Nuclear power is being touted as a solution to meeting growing electricity demand spurred by the growth of artificial intelligence and data centers.
Plans to build small modular reactors (SMRs) may bear fruit after 2030 but will not come online soon enough to meet growing demand.
Announcements of new SMR plans have one thing in common: They’ve been very short on details.
Solar and geothermal plants are being built for less money and in much less time than even the most optimistic SMR designs.
Nuclear hype has been omnipresent since September. First, Constellation and Microsoft announced a deal that could lead to the restart of Unit 1 at the Three Mile Island (TMI) nuclear plant in Pennsylvania that came online in 1974 but was closed in 2019. Then within days of each other, Google and Amazon came forward with plans to support development efforts of two small modular reactor (SMR) companies. In between, the Department of Energy said it would soon release an additional $900 million to fund SMR commercialization plans.

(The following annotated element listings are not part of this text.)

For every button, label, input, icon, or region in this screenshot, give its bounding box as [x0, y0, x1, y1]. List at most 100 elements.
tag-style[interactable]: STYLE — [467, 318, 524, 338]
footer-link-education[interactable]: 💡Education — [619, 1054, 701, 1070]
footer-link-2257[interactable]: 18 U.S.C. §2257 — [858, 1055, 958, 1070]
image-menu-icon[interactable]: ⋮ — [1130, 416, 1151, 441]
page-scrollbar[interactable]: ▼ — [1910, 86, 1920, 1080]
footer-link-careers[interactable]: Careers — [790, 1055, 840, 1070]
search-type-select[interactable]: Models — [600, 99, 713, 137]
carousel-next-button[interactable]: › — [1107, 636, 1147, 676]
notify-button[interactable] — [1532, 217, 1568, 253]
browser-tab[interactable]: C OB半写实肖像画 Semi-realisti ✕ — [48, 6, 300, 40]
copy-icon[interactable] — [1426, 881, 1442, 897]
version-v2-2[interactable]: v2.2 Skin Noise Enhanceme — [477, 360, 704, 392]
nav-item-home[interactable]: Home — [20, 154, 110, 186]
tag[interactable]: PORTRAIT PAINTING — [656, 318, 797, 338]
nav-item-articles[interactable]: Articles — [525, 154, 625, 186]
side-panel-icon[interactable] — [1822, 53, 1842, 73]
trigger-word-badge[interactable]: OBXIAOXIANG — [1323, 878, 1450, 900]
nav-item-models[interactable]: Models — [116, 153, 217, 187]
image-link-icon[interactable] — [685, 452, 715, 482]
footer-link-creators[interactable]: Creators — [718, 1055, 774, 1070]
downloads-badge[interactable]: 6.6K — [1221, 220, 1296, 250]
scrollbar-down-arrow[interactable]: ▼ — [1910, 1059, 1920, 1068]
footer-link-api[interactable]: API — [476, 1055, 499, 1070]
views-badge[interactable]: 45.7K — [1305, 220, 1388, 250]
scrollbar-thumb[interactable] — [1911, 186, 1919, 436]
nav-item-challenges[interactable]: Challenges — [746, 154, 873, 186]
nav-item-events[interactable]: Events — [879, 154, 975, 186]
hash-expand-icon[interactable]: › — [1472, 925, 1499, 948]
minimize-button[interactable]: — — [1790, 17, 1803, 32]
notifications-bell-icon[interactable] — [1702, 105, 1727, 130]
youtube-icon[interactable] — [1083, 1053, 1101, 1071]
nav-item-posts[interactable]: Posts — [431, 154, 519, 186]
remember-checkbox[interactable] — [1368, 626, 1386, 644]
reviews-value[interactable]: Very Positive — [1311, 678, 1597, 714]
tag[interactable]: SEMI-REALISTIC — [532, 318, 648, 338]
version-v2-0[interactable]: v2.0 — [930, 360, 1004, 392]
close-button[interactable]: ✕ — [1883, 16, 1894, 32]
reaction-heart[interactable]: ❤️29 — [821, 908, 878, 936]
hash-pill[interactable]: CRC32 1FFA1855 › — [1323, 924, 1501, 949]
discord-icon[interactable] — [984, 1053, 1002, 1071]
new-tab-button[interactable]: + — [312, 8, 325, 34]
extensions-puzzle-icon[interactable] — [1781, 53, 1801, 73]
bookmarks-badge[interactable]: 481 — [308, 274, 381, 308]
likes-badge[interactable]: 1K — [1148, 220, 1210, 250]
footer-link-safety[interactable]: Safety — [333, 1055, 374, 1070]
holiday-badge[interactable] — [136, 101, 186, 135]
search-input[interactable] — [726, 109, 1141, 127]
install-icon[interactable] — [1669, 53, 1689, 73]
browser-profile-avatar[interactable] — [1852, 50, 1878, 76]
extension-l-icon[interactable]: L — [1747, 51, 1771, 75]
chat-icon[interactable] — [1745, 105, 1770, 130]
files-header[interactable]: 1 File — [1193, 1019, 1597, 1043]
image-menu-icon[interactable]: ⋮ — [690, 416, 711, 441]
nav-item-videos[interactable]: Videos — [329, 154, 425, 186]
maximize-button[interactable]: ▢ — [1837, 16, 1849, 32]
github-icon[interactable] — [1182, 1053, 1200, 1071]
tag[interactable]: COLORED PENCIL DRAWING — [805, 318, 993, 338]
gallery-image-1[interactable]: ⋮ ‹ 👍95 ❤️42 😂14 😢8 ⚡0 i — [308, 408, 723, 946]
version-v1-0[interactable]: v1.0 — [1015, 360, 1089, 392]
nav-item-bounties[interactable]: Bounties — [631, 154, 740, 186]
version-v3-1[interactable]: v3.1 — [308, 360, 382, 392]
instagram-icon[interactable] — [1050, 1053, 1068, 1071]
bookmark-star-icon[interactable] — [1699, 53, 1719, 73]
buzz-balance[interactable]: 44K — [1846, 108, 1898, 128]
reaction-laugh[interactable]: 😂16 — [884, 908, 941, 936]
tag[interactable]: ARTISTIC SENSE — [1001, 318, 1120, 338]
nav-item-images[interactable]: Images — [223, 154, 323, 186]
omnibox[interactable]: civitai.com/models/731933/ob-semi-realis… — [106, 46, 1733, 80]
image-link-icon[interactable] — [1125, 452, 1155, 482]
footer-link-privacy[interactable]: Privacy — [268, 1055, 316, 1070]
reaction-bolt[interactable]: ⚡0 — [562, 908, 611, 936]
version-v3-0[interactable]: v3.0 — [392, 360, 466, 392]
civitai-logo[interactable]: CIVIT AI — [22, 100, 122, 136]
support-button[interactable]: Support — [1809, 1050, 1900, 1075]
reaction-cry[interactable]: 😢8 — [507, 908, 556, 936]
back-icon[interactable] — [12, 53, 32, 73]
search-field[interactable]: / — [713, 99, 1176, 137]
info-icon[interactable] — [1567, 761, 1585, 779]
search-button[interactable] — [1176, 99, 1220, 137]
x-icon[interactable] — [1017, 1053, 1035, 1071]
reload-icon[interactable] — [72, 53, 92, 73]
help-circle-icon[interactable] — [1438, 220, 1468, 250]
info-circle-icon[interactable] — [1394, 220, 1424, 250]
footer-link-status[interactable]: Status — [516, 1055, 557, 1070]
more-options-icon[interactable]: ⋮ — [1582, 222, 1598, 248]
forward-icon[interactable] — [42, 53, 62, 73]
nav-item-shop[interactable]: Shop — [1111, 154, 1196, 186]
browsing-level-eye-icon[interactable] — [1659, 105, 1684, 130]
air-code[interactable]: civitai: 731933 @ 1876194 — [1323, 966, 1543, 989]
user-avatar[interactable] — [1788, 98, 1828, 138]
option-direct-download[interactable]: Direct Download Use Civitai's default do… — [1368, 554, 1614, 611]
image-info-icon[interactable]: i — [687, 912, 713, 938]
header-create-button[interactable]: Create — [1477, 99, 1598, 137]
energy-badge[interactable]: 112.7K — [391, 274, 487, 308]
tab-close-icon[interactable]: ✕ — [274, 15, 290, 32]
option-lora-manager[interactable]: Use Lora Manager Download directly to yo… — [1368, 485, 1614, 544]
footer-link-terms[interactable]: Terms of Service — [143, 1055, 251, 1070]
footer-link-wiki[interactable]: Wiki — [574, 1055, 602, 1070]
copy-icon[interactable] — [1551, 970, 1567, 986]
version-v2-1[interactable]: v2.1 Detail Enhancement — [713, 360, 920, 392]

It is time to stop and take a deep breath. Restarting a limited number of recently closed conventional reactors is entirely different than building unproven and unlicensed SMRs. These announcements may, at some point, lead to the construction of a small number of megawatts of new nuclear capacity after 2030, but nothing like the amount of power—or on the short-term timeline—of what is being sought today.
Aside from the hype, what is most striking now is the paucity of detail in the SMR announcements.